Lake Havasu City Municipal Airport taxiways need ‘significant attention’

May 8, 2019

It’s been several years since the taxiways at the Lake Havasu City Municipal Airport received some TLC, but thanks to some considerable federal and state grant money, that will change soon.

According to a previous News Herald story, the taxiways were built in 1991 and haven’t been paved since that time.

Havasu Public Works Manager Mark Clark said in January that reconstruction would offer a safe and functional runway and taxiway system at the airport for the next 20 to 25 years, with routine maintenance.

“The taxiways need significant attention,” Clark said. “The City is expected to do routine, standard maintenance but relies on grants to fund significant infrastructure investments at the Airport through FAA and ADOT grants.”

Some of the other work will include removing and replacing dirt and cement on North Field.

According to Clark, this needs to be done because the old soil cement between the taxiway and parking areas and the dirt between the runway and taxiways creates the opportunity for blowing dust, rock and debris, especially when helicopters are in the area.

“Pilots don’t like their aircraft being damaged and it can be dangerous, not just costly,” Clark said. “We don’t have a terrible problem now, but this project would address some of those issues. We have to do more sweeping now to prevent those concerns.”

For the next two fiscal years, 2019-20 and 2020-21, a total of $6.3 million will be spent for design, construction and management.

Of that total, 4.47% will come from the city’s airport fund, accounting for a total of $281,834, a match to grant money from the Arizona Department of Transportation.
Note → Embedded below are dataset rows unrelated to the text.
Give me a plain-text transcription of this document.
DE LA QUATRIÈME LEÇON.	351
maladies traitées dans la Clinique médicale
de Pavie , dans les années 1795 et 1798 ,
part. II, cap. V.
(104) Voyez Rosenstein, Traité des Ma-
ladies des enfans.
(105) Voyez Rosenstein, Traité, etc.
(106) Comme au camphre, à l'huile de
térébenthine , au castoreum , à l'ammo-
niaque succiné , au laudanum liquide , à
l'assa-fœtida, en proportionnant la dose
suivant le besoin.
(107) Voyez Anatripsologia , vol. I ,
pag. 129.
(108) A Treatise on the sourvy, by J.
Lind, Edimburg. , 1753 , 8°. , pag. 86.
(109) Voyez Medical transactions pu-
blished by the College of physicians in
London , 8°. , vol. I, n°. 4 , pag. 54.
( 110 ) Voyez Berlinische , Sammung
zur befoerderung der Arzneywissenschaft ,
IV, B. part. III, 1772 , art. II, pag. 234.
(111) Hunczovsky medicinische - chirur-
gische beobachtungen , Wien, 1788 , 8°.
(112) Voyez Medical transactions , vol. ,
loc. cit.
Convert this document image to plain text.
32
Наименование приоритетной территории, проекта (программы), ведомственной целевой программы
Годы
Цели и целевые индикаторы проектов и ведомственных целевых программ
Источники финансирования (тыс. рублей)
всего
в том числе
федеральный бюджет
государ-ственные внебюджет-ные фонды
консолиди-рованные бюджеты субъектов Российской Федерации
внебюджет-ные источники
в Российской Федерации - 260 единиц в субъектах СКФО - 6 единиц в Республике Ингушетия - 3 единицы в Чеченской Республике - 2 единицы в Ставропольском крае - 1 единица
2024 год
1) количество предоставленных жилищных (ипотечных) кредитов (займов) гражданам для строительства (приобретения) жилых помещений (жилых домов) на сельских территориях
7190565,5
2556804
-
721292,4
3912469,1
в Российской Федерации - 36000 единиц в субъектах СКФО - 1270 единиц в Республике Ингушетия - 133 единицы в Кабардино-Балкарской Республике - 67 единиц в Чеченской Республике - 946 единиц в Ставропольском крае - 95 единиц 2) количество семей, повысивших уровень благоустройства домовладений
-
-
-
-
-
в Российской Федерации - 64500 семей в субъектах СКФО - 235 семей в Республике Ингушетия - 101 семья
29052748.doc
The Federal Aviation Administration’s grant money will total 91.06%, a total of $5.74 million.

The city hopes that work will begin soon, but Clark said “We are at the mercy of the federal grant process and funding is typically authorized the years indicated but can be late in the federal fund year which means design and construction can be as much as a year later, again, depending on the funding and approval cycle.”

Clark said the grant money will mean the city can continue the critical maintenance at the airport through the federal grant process.

“Overall, this 5-year CIP effort, is the most significant investment in the airport since its original construction in 1991,” Clark said.

Many Havasu residents want to see commercial air service return to the airport, which is located on the north side of the city, off State Route 95.

“Air service from Havasu is the No. 1 (priority) people here talk about,” said Mayor Cal Sheehy. “Commercial flights would generate more tourism-based business and it would also open up more opportunities for economic development.”

While the airport isn’t currently used for commercial flights, it is used by companies such as FedEx and UPS. Military craft use it, as well as air ambulances and new pilots in training.

According to a previous Today’s News Herald story, the airport logs about 50,000 takeoffs and landings, annually. It houses 142 aircraft on its 646-acre facility.

Many flight-training students from around the world routinely use the airport, and the facility also attracts corporate aircraft flying into and out of Southern California.